20 Parameter Rating Maskapai
Mulai Accident Hingga Pilot Telat
Selasa, 20 Mar 2007 14:20 WIB
Jakarta - Dephub sedang menggarap rating 16 maskapai penerbangan terjadwal. Yang dapat rating terendah, terancam dilikuidasi.Untuk memastikan rating 16 maskapai tersebut, Dephub melakukan audit. Ada 20 parameter yang akan diperiksa pelaksanaannya oleh maskapai.Parameter pertama, apakah hasil audit rutin ditindaklanjuti atau tidak. "Bagaimana respons airlines, cukup baik atau tidak. Itu dinilai," kata Dirjen Hubud Dephub Budhi Muliawan Suyitno dalam jumpa pers di kantornya, Jl Medan Merdeka Barat, Jakarta, Selasa (20/3/2007).Lalu ada parameter pengawasan di lapangan. Personel kunci di dalam manajemen juga dievaluasi, seperti direkturnya, sudah cocok atau tidak. Contohnya direkur keselamatan, latar belakangnya apa. "Apa ada anggotanya atau hanya jangan-jangan cuma ditempel namanya," kata Budhi.Anggotanya juga sudah cukup atau tidak. Paling tidak di Departemen Keselamatan anggotanya ada 4 orang, yaitu 2 pilot dan 2 tenaga perawatan.Frekuensi kecelakaan 2 tahun terakhir ini juga dilihat, apakah naik atau turun. Kecelakaan ini terdiri dari accident, serious incident, dan incident."Accident harus dilihat dua sisi, yaitu sisi korban meninggal dan sisi kelaikan udara. Serious incident, misalnya kru meninggal di pesawat, tapi pesawatnya tidak apa-apa seperti terjadi di Denpasar atau Pontianak," kata Budhi.Parameter lainnya adalah airlines itu punya jadwal mengelola komponen atau suku cadang atau tidak. Perawatan pesawat, dari keberangkatan apakah pengecekan sebelum berangkat."Apa dalam 3 bulan terakhir ini ada catatan masalah yang berulang-ulang. Jika banyak catatannya, ya rendah nilainya.
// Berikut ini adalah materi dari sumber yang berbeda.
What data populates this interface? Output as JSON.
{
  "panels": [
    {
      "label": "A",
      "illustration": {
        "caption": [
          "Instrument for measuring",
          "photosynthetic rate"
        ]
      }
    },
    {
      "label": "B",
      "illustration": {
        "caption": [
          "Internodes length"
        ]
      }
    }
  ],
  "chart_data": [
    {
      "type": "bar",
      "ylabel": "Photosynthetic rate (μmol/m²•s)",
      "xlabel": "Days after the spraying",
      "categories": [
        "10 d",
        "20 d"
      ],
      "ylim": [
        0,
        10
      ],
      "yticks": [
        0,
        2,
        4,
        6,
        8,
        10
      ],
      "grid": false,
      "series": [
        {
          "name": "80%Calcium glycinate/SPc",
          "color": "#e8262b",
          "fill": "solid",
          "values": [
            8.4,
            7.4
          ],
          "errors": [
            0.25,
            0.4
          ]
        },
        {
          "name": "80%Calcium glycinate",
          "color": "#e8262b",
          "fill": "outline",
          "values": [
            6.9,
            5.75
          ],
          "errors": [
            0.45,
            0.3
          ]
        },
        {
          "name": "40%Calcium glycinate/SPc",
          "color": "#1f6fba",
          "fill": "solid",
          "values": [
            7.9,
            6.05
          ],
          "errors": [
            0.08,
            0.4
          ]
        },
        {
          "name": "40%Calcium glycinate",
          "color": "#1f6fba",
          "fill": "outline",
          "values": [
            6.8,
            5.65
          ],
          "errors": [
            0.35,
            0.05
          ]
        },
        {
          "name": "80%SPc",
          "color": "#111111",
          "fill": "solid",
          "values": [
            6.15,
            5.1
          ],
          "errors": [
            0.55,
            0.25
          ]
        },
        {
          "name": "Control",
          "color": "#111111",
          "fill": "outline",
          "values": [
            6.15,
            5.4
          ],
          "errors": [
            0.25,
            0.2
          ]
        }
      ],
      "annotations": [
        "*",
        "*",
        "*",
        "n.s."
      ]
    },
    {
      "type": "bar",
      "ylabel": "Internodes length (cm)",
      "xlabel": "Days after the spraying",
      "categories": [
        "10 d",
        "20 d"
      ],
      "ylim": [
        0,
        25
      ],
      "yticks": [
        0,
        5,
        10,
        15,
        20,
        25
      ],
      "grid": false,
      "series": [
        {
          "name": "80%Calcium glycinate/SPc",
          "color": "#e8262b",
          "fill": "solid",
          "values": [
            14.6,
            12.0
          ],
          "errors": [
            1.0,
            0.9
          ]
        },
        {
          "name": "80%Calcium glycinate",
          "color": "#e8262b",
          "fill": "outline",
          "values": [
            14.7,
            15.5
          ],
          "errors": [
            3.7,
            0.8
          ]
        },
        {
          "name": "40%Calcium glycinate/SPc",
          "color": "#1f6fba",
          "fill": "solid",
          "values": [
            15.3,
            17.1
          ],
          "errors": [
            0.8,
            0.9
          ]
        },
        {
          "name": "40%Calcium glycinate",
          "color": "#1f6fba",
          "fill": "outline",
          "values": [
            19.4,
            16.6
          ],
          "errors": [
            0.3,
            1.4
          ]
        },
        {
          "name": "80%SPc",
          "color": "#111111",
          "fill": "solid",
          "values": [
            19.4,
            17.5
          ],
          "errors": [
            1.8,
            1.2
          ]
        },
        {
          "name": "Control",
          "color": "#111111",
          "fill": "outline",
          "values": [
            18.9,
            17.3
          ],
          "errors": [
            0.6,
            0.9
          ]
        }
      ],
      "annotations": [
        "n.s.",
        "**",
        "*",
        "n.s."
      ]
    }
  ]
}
Jika sedikit atau zero, nilainya bisa 10," jelas Budhi.Parameter lainnya adalah penegakan hukum. "Pilot telat ada teguran atau tidak," imbuh Budhi.Parameter lainnya tentang compliances, apakah maskapai sudah melaksanakan regulasi atau belum. "Apa sudah sesuai manualnya," kata Budhi.Parameter lainnya adalah SDM dan jumlah pesawat laik udara atau tidak. "Berapa banyak pesawat yang servicable, apakah jumlahnya lebih dari 5, kurang dari 5 atau sama dengan lima, yang layak terbang," bebernya.Penghargaan dari instansi luar juga akan dinilai. Termasuk kelengkapan pada maintenance base. "Jangan-jangan nggak ada hanggarnya, memperbaiki di pinggir jalan," tukas Budhi.Parameter lainnya adalah kelengkapan untuk perawatan manual, departemen khusus quality control, maintenance engineering, training untuk kru dan teknisi, serta recording sistem pencatatan.